Brent crude edged above $106 (RM340) per barrel today, recovering some lost ground after oil was hit by speculation the US Federal Reserve may soon start to reduce its monetary stimulus.

Appetite for risk assets such as oil fell yesterday on worries about reduced liquidity after Atlanta Fed President Dennis Lockhart said a reduction in the Federal Reserve's monthly $85 billion (RM272 billion) in bond purchases remained a possibility at the bank's next policy meeting in mid-December.

Expectations of a build in US crude stocks have also been weighing on prices.

Brent for December delivery was 26 cents (RM0.83) higher at $106.07 (RM340.22) per barrel at 0539 GMT (1:39pm MYT), after settling 59 cents (RM1.89) lower yesterday.

US crude was up 9 cents (RM2.89) at $93.13 (RM298.71) per barrel. The contract fell more than $2 (RM6.42) a barrel yesterday, hitting a four-and-a-half-month low.

"Traders are just trying to second-guess what the Fed's next move will be," said Ben Le Brun, a market analyst at OptionsXpress in Sydney.

"It wouldn't surprise me to see oil prices going a little bit higher, given the falls we've seen, but confirmation of a rebound will not happen until we know what the Fed's intentions are," he said.

Expectations of a gain in US crude stocks capped gains. A preliminary poll of Reuters analysts forecast a 1-million-barrel rise for last week when the US Energy Information Administration publishes its data on Thursday.

Industry group the American Petroleum Institute will release its report on US oil stocks on Wednesday at 2130 GMT (5:30am MYT).

Output from the Organization of the Petroleum Exporting Countries remains higher than next year's global requirement for its crude, the group said in its monthly report yesterday, even after Saudi Arabia cut production from a record high level in October.

OPEC forecast demand for its oil in 2014 would average 29.57 million barrels per day (bpd), unchanged from its previous estimate. The oil cartel pumped 29.89 million bpd in October, according to secondary sources cited by the report.

Lack of success at weekend talks on Iran's nuclear programme lifted Brent off last week's four-month low, with little optimism that more than 1 million bpd of Iranian barrels will return to oil markets soon. That's about what has been reduced from Iran's pre-2012 export levels.

"It does not appear to us that a breakthrough will emerge soon and that continuing lost Iranian barrels will remain a supportive factor to oil prices," BNP Paribas head of commodity markets Harry Tchilinguirian said in a note to clients.

Investors will await for the next round of talks on Nov. 20 for clearer signals as to whether sanctions against Tehran will be relaxed.

Supply from Libya also looked unlikely to return to normal as the government struggles to cope with protesters who have taken over eastern oil ports and a western terminal.

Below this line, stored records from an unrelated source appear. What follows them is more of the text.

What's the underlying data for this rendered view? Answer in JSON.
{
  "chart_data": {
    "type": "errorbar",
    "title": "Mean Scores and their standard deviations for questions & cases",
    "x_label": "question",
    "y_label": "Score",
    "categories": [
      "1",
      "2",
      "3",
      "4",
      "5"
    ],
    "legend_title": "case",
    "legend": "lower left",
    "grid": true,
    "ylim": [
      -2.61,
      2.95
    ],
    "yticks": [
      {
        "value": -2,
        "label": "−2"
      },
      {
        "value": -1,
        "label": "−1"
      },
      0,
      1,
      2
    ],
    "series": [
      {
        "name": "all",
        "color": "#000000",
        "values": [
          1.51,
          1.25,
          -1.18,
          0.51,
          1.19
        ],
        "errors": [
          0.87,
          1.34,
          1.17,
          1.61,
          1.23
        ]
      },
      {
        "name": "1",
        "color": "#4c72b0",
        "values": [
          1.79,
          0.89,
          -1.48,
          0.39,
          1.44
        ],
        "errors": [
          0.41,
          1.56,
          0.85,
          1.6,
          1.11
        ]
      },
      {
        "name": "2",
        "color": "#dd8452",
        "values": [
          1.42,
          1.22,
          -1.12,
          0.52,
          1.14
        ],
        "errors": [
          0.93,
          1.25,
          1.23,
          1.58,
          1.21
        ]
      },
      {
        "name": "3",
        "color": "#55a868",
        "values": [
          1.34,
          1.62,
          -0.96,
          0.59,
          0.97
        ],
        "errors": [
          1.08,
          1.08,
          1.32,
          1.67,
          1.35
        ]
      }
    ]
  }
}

Protesters demanding more rights or better conditions blocked the front gate of the Zawiya refinery and oil port yesterday, but production continued at the 120,000 barrel-per-day plant.

In China, leaders said markets would play a decisive role in the economy under reforms to be pushed through by 2020, although the statement issued at the end of the Communist Party's four-day meeting yesterday was short on details. - Reuters, November 13, 2013.